When he arrived in Laramie from Germany, the 6-foot-3, 239-pound athlete was already a physical specimen. He could run with the defensive backs and lift with the defensive linemen.

He was tall, strong, fast and willing. He had all the tools, but none of the mental polish.

At the top collegiate level, Nzeocha had to adjust to a game that was far more advanced than anything he had experienced in Germany. He was confronted with schemes, shifts, checks and audibles.

For a while, he was lost, buried under a sea of technicalities.

"If he ever figures it all out," folks said, "watch out."

Are you watching?

In his senior season, Nzeocha -- once a safety, now a strongside linebacker -- is a staple of the Cowboys' defense, having successfully absorbed another change in scheme, this time back to the 4-3.

Nzeocha's versatility knows no bounds. Through six games, he leads Wyoming in tackles (55), sacks (2), pass breakups (5) and forced fumbles (2). In the 38-28 loss at Hawaii on Saturday, he accumulated 13 tackles with a sack, a tackle for loss, a forced fumble and a fumble recovery.

Basically, he was everywhere, doing everything, all at once.

And his teammates took notice.

"He's been there throughout the season. And when we need something, he comes up with it," junior defensive end Eddie Yarbrough said. "All praise to Mark. He's amazing."

Nzeocha's sudden versatility doesn't end on the stat sheet. The senior also serves as a jack of all trades for the Cowboys, playing the strongside linebacker position in base sets and shifting over to the middle linebacker spot in nickel packages.

When the defense leaves the field, Nzeocha stays on it. He covers kickoffs and punts. He's on the field goal coverage team as well.

Whereas Nzeocha once struggled to comprehend the subtleties of one position, he is now making an impact at several.

"I've definitely gotten better," Nzeocha said. "I just started playing at the nickel MIKE position a couple weeks into fall camp, so it was kind of late. But I feel like the transition went really well. Every game, it's getting better. I'm really starting to get the hang of it."

And of course, that athleticism hasn't gone anywhere, either. Senior cornerback Blair Burns sat inside a Rochelle Athletics Center meeting room on Monday and told the story of a tackle he missed in the Air Force game. He dived and came up empty, missing the Falcon wide receiver.

When Burns turned his head, Nzeocha was already on him, having chased down the supposedly quicker receiver from the other side of the field.

"It's an honor playing next to a guy like that who can run the ball down, who can make plays on the ball, who can catch interceptions if he wants to," Burns said. "It's a great honor, just knowing you have that guy next to you that can make up for your mistakes."

Nzeocha, for one, isn't likely to point out his own prolific numbers, though they are certainly worthy of recognition.
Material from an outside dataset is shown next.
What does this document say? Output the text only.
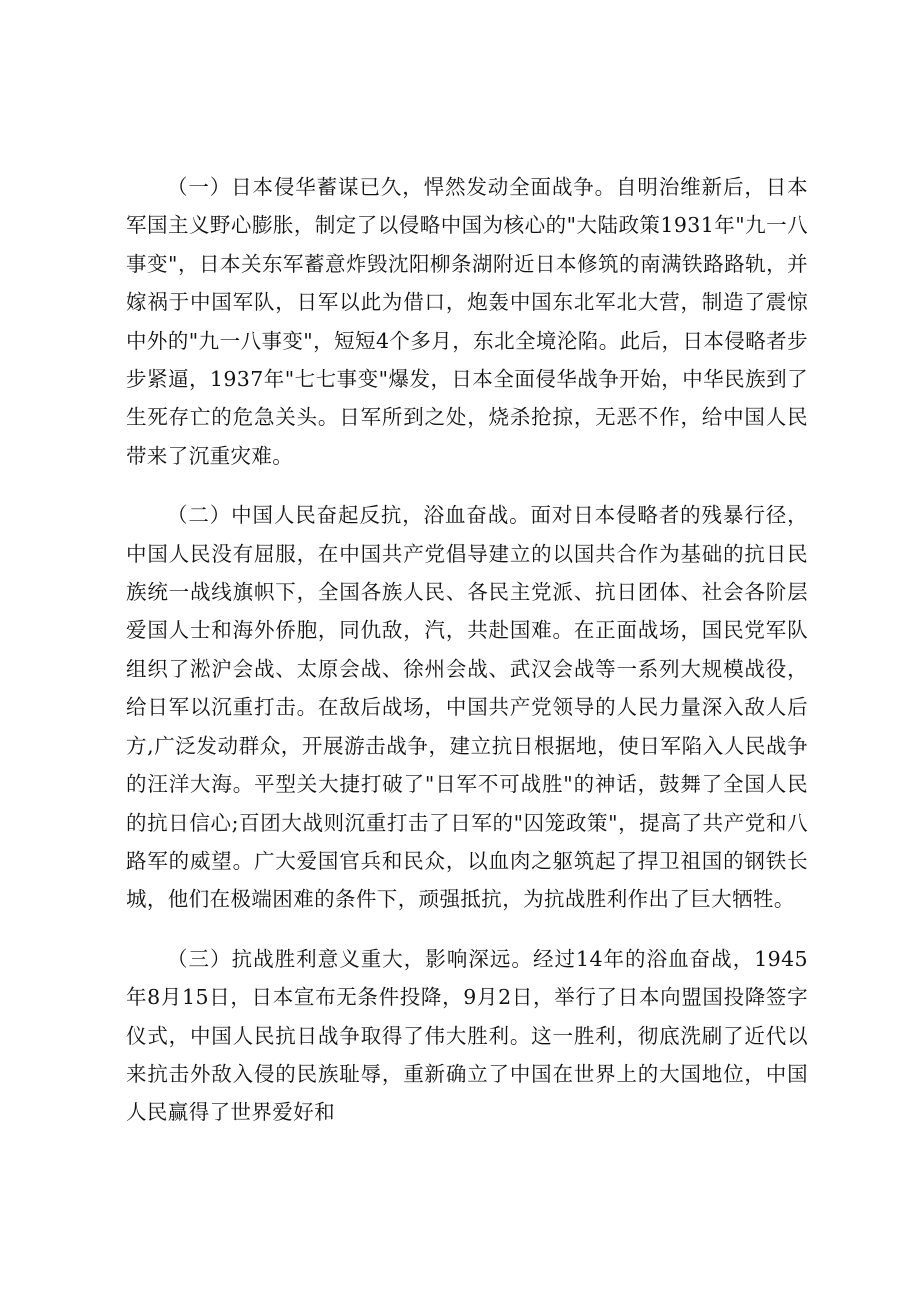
（一）日本侵华蓄谋已久，悍然发动全面战争。自明治维新后，日本军国主义野心膨胀，制定了以侵略中国为核心的"大陆政策1931年"九一八事变"，日本关东军蓄意炸毁沈阳柳条湖附近日本修筑的南满铁路路轨，并嫁祸于中国军队，日军以此为借口，炮轰中国东北军北大营，制造了震惊中外的"九一八事变"，短短4个多月，东北全境沦陷。此后，日本侵略者步步紧逼，1937年"七七事变"爆发，日本全面侵华战争开始，中华民族到了生死存亡的危急关头。日军所到之处，烧杀抢掠，无恶不作，给中国人民带来了沉重灾难。

（二）中国人民奋起反抗，浴血奋战。面对日本侵略者的残暴行径，中国人民没有屈服，在中国共产党倡导建立的以国共合作为基础的抗日民族统一战线旗帜下，全国各族人民、各民主党派、抗日团体、社会各阶层爱国人士和海外侨胞，同仇敌，汽，共赴国难。在正面战场，国民党军队组织了淞沪会战、太原会战、徐州会战、武汉会战等一系列大规模战役，给日军以沉重打击。在敌后战场，中国共产党领导的人民力量深入敌人后方,广泛发动群众，开展游击战争，建立抗日根据地，使日军陷入人民战争的汪洋大海。平型关大捷打破了"日军不可战胜"的神话，鼓舞了全国人民的抗日信心;百团大战则沉重打击了日军的"囚笼政策"，提高了共产党和八路军的威望。广大爱国官兵和民众，以血肉之躯筑起了捍卫祖国的钢铁长城，他们在极端困难的条件下，顽强抵抗，为抗战胜利作出了巨大牺牲。

（三）抗战胜利意义重大，影响深远。经过14年的浴血奋战，1945年8月15日，日本宣布无条件投降，9月2日，举行了日本向盟国投降签字仪式，中国人民抗日战争取得了伟大胜利。这一胜利，彻底洗刷了近代以来抗击外敌入侵的民族耻辱，重新确立了中国在世界上的大国地位，中国人民赢得了世界爱好和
The senior linebacker prefers to deflect credit to his coaches and his team.

He will admit, though, that after years of moving from one position to another, from one scheme to the next, it feels good to have finally found a home.

And in his final season as a Cowboy, Nzeocha is transforming all that potential into consistently spectacular results.

"It definitely feels good to be settled at this linebacker position," Nzeocha said. "I know that's my fit. Now I can focus at making the best of that position."